Dalam periodik sekarang, menurut penulis, fungsi dan peran advokat sangat strategis. Ditangan seorang advokat, kemarahan, ketidakadilan, kegundahan para pencari keadilan kemudian dirumuskan dalam bentuk formal melalui gugatan pengadilan ataupun membuat laporan ke pihak yang berwenang. Di tangan seorang advokat, kemarahan, kegundahan, ketidakadilan kemudian disuarakan kemudian diperiksa di muka persidangan. Disisi lain, hukum nasional yang cenderung positivisme, legalitas, rumit dengna pembuktian berbagai asas, norma, dan nilai kemudian digugat melalui ”ketidakadilan” berdasarkan rasa keadilan rakyat. 

Advokat memainkan peran sehingga suara rakyat menggugat ”ketidakadilan” diperjuangkan.

Dari ulasan yang telah penulis sampaikan, ada beberapa catatan penting dari paparan tersebut. Pertama, sudah saatnya, para advokat membangun kerja yang kongkrit (relationship) dengan berbagai kekuatan politik yang mempengaruhi kebijakan. 

Kedua. Argumentasi yang dipaparkan dan menjadi konsumsi publik, harus berangkat dari nilai-nilai yang paling hakiki yaitu keadilan yang berpihak kepada kepentingan rakyat. 

Bukan kepentingan sesaat dan kepentingan kelompok. 

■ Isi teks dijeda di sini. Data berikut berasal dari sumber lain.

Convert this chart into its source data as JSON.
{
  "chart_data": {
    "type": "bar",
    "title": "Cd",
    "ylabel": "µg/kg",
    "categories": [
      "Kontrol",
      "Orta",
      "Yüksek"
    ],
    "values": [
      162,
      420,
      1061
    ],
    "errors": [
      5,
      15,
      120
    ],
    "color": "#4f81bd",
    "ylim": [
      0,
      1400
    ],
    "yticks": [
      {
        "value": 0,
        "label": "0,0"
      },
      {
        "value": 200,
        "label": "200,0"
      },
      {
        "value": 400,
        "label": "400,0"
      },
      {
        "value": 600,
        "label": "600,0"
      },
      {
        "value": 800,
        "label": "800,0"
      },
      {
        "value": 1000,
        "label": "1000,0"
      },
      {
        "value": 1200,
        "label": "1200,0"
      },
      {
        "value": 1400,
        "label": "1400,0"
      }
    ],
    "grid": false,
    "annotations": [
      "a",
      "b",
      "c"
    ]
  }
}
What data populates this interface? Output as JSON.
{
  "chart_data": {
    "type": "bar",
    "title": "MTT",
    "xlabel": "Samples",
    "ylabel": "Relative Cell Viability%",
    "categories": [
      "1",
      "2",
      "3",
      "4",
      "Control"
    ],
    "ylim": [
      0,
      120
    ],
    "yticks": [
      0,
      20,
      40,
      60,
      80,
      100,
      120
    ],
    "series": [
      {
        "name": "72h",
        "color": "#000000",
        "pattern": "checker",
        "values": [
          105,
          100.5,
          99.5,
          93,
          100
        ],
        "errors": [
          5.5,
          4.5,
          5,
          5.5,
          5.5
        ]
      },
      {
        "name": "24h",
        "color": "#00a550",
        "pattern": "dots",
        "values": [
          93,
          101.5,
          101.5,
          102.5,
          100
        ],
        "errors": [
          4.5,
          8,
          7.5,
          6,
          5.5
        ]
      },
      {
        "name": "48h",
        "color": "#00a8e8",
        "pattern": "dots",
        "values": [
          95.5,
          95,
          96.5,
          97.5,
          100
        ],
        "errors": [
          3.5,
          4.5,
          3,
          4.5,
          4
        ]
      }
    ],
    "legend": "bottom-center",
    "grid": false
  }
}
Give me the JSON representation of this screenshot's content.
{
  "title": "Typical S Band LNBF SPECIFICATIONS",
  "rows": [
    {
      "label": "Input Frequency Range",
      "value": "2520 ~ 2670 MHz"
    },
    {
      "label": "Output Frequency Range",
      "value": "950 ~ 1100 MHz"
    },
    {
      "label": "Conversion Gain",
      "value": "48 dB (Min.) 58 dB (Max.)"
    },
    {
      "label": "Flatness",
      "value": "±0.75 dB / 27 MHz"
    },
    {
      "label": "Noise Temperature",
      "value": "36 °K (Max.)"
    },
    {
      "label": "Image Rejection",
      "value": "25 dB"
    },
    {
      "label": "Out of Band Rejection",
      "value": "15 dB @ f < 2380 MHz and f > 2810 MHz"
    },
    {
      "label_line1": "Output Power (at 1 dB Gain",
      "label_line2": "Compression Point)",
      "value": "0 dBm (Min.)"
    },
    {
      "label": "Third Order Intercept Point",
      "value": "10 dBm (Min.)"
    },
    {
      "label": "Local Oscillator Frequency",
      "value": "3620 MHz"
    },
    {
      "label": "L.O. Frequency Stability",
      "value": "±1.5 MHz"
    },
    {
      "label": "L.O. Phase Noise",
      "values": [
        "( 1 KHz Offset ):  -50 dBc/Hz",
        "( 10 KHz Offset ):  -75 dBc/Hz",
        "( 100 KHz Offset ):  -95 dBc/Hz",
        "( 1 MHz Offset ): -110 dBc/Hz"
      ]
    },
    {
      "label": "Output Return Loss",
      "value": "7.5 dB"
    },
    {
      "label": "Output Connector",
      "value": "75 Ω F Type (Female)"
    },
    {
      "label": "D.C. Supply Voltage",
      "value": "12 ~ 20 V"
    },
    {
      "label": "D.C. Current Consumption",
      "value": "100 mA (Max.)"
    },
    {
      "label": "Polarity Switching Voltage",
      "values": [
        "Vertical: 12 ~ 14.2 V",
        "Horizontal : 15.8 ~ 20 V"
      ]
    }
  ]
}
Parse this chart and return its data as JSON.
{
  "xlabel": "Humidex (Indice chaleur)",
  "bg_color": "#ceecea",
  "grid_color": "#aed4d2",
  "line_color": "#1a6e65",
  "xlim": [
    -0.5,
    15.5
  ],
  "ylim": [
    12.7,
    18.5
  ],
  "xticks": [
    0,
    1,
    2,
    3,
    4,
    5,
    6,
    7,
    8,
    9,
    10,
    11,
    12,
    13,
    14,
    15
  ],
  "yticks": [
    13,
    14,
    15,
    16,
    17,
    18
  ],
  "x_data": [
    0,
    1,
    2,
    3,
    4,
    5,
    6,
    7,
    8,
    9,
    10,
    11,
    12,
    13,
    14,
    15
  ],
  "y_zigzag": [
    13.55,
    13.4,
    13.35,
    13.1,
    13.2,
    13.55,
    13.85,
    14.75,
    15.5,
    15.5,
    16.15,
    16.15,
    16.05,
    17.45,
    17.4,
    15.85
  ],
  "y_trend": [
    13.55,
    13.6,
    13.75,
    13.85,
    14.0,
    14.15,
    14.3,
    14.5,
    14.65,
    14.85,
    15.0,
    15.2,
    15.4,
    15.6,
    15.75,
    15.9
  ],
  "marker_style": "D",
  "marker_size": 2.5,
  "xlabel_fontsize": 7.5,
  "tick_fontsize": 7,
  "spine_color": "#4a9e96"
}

Ketiga. Sudah saatnya, posisi yang penting harus dikuasai sehingga hukum tidak dijadikan alat represif bagi rezim yang berkuasa. 

Keempat, sudah saatnya hukum dikembalikan kepada fungsi hukum sebagaimana dinyatakan oleh Satipto Rahardjo, Hukum harus kita bicarakan “hic et nunc”, “sekarang dan disini”. 

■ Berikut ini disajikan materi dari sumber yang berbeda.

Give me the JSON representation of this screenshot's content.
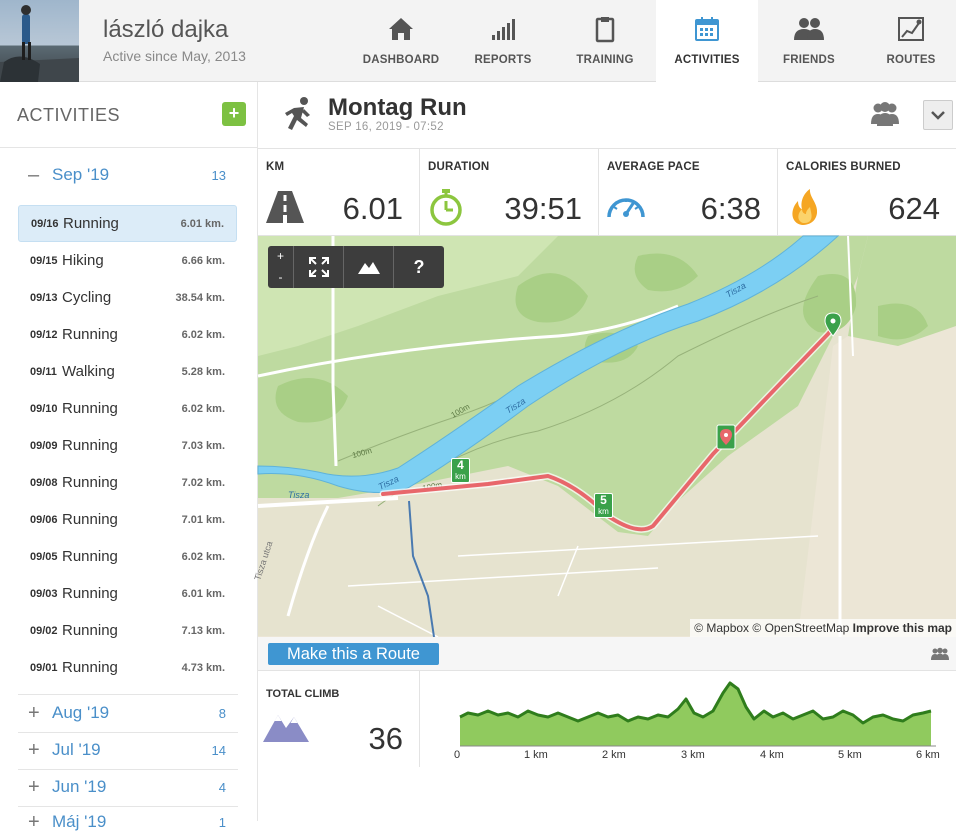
{
  "user": {
    "name": "lászló dajka",
    "since": "Active since May, 2013"
  },
  "nav": [
    {
      "id": "dashboard",
      "label": "DASHBOARD",
      "icon": "home-icon",
      "active": false
    },
    {
      "id": "reports",
      "label": "REPORTS",
      "icon": "bar-chart-icon",
      "active": false
    },
    {
      "id": "training",
      "label": "TRAINING",
      "icon": "clipboard-icon",
      "active": false
    },
    {
      "id": "activities",
      "label": "ACTIVITIES",
      "icon": "calendar-icon",
      "active": true
    },
    {
      "id": "friends",
      "label": "FRIENDS",
      "icon": "friends-icon",
      "active": false
    },
    {
      "id": "routes",
      "label": "ROUTES",
      "icon": "route-map-icon",
      "active": false
    }
  ],
  "sidebar": {
    "title": "ACTIVITIES",
    "add_label": "+",
    "current_month": {
      "sign": "–",
      "label": "Sep '19",
      "count": "13"
    },
    "activities": [
      {
        "date": "09/16",
        "type": "Running",
        "distance": "6.01 km.",
        "selected": true
      },
      {
        "date": "09/15",
        "type": "Hiking",
        "distance": "6.66 km."
      },
      {
        "date": "09/13",
        "type": "Cycling",
        "distance": "38.54 km."
      },
      {
        "date": "09/12",
        "type": "Running",
        "distance": "6.02 km."
      },
      {
        "date": "09/11",
        "type": "Walking",
        "distance": "5.28 km."
      },
      {
        "date": "09/10",
        "type": "Running",
        "distance": "6.02 km."
      },
      {
        "date": "09/09",
        "type": "Running",
        "distance": "7.03 km."
      },
      {
        "date": "09/08",
        "type": "Running",
        "distance": "7.02 km."
      },
      {
        "date": "09/06",
        "type": "Running",
        "distance": "7.01 km."
      },
      {
        "date": "09/05",
        "type": "Running",
        "distance": "6.02 km."
      },
      {
        "date": "09/03",
        "type": "Running",
        "distance": "6.01 km."
      },
      {
        "date": "09/02",
        "type": "Running",
        "distance": "7.13 km."
      },
      {
        "date": "09/01",
        "type": "Running",
        "distance": "4.73 km."
      }
    ],
    "months": [
      {
        "sign": "+",
        "label": "Aug '19",
        "count": "8"
      },
      {
        "sign": "+",
        "label": "Jul '19",
        "count": "14"
      },
      {
        "sign": "+",
        "label": "Jun '19",
        "count": "4"
      },
      {
        "sign": "+",
        "label": "Máj '19",
        "count": "1"
      }
    ]
  },
  "activity": {
    "title": "Montag Run",
    "datetime": "SEP 16, 2019  -  07:52",
    "stats": [
      {
        "label": "KM",
        "value": "6.01",
        "icon": "road-icon"
      },
      {
        "label": "DURATION",
        "value": "39:51",
        "icon": "stopwatch-icon"
      },
      {
        "label": "AVERAGE PACE",
        "value": "6:38",
        "icon": "speedometer-icon"
      },
      {
        "label": "CALORIES BURNED",
        "value": "624",
        "icon": "flame-icon"
      }
    ]
  },
  "map": {
    "zoom_in": "+",
    "zoom_out": "-",
    "help": "?",
    "river_labels": [
      "Tisza",
      "Tisza",
      "Tisza",
      "Tisza"
    ],
    "contour_labels": [
      "100m",
      "100m",
      "100m"
    ],
    "street_label": "Tisza utca",
    "km_markers": [
      {
        "n": "4",
        "u": "km"
      },
      {
        "n": "5",
        "u": "km"
      }
    ],
    "attribution": {
      "mapbox": "© Mapbox",
      "osm": "© OpenStreetMap",
      "improve": "Improve this map"
    }
  },
  "route": {
    "button": "Make this a Route"
  },
  "climb": {
    "label": "TOTAL CLIMB",
    "value": "36",
    "axis_labels": [
      "0",
      "1 km",
      "2 km",
      "3 km",
      "4 km",
      "5 km",
      "6 km"
    ]
  },
  "colors": {
    "accent": "#3f96d2",
    "green": "#7dc142",
    "route": "#e8676b",
    "water": "#7ccff3"
  }
}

Dengan demikian, cara-cara yang digunakan oleh politisi menggunakan hukum sebagai alat kepentingan, tidaklah dilakukan oleh anggota parlemen yang berlatar belakang advokat. 

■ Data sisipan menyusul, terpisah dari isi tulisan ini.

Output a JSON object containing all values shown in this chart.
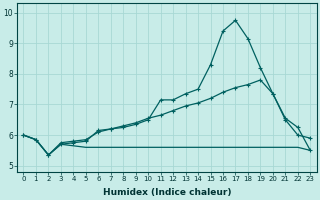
{
  "xlabel": "Humidex (Indice chaleur)",
  "xlim": [
    -0.5,
    23.5
  ],
  "ylim": [
    4.8,
    10.3
  ],
  "yticks": [
    5,
    6,
    7,
    8,
    9,
    10
  ],
  "xticks": [
    0,
    1,
    2,
    3,
    4,
    5,
    6,
    7,
    8,
    9,
    10,
    11,
    12,
    13,
    14,
    15,
    16,
    17,
    18,
    19,
    20,
    21,
    22,
    23
  ],
  "bg_color": "#c8ece8",
  "line_color": "#006060",
  "grid_color": "#a8d8d4",
  "line1_x": [
    0,
    1,
    2,
    3,
    4,
    5,
    6,
    7,
    8,
    9,
    10,
    11,
    12,
    13,
    14,
    15,
    16,
    17,
    18,
    19,
    20,
    21,
    22,
    23
  ],
  "line1_y": [
    6.0,
    5.85,
    5.35,
    5.7,
    5.75,
    5.8,
    6.15,
    6.2,
    6.25,
    6.35,
    6.5,
    7.15,
    7.15,
    7.35,
    7.5,
    8.3,
    9.4,
    9.75,
    9.15,
    8.2,
    7.35,
    6.5,
    6.0,
    5.9
  ],
  "line2_x": [
    0,
    1,
    2,
    3,
    4,
    5,
    6,
    7,
    8,
    9,
    10,
    11,
    12,
    13,
    14,
    15,
    16,
    17,
    18,
    19,
    20,
    21,
    22,
    23
  ],
  "line2_y": [
    6.0,
    5.85,
    5.35,
    5.75,
    5.8,
    5.85,
    6.1,
    6.2,
    6.3,
    6.4,
    6.55,
    6.65,
    6.8,
    6.95,
    7.05,
    7.2,
    7.4,
    7.55,
    7.65,
    7.8,
    7.35,
    6.55,
    6.25,
    5.5
  ],
  "line3_x": [
    0,
    1,
    2,
    3,
    4,
    5,
    6,
    7,
    8,
    9,
    10,
    11,
    12,
    13,
    14,
    15,
    16,
    17,
    18,
    19,
    20,
    21,
    22,
    23
  ],
  "line3_y": [
    6.0,
    5.85,
    5.35,
    5.7,
    5.65,
    5.6,
    5.6,
    5.6,
    5.6,
    5.6,
    5.6,
    5.6,
    5.6,
    5.6,
    5.6,
    5.6,
    5.6,
    5.6,
    5.6,
    5.6,
    5.6,
    5.6,
    5.6,
    5.5
  ],
  "title_fontsize": 0,
  "tick_fontsize_x": 5.0,
  "tick_fontsize_y": 5.5,
  "xlabel_fontsize": 6.5
}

Kelima, didalam memberikan pendapat hukum (legal opinion), advokat harus konsisten menggunakan asas dan prinsip-prinsip yang menjadi pegangan sikap yang selama ini dilaksanakan. 

Tidaklah boleh advokat melakukan tafsiran hukum sebuah produk perundang-undangan dengan tidak merujuk kepada ketentuan yang mengaturnya. 

Keenam. Sudah saatnya advokat mematangkan ilmu dan pemahaman hukumnya dan mengikuti perkembangan ilmu hukum. Menjadi ironi apabila advokat berbicara sebuah norma ataupun aturan yang berlaku, ternyata norma dan aturan yang digunakan tidak berlaku lagi. 

Ketujuh. Advokat harus menguasai istilah hukum yang digunakan dalam produk perundang-undangan. 

Janganlah advokat menggunakan istilah yang sering digunakan dalam kalangan masyarakat awan sehingga publik mendapat pelajaran penting dan pendidikan hukum dari pernyataan advokat. 

Kedelapan. Advokat menghormati pendapat yang berbeda dengan tetap menggunakan akal sehat dalam melihat persoalan hukum.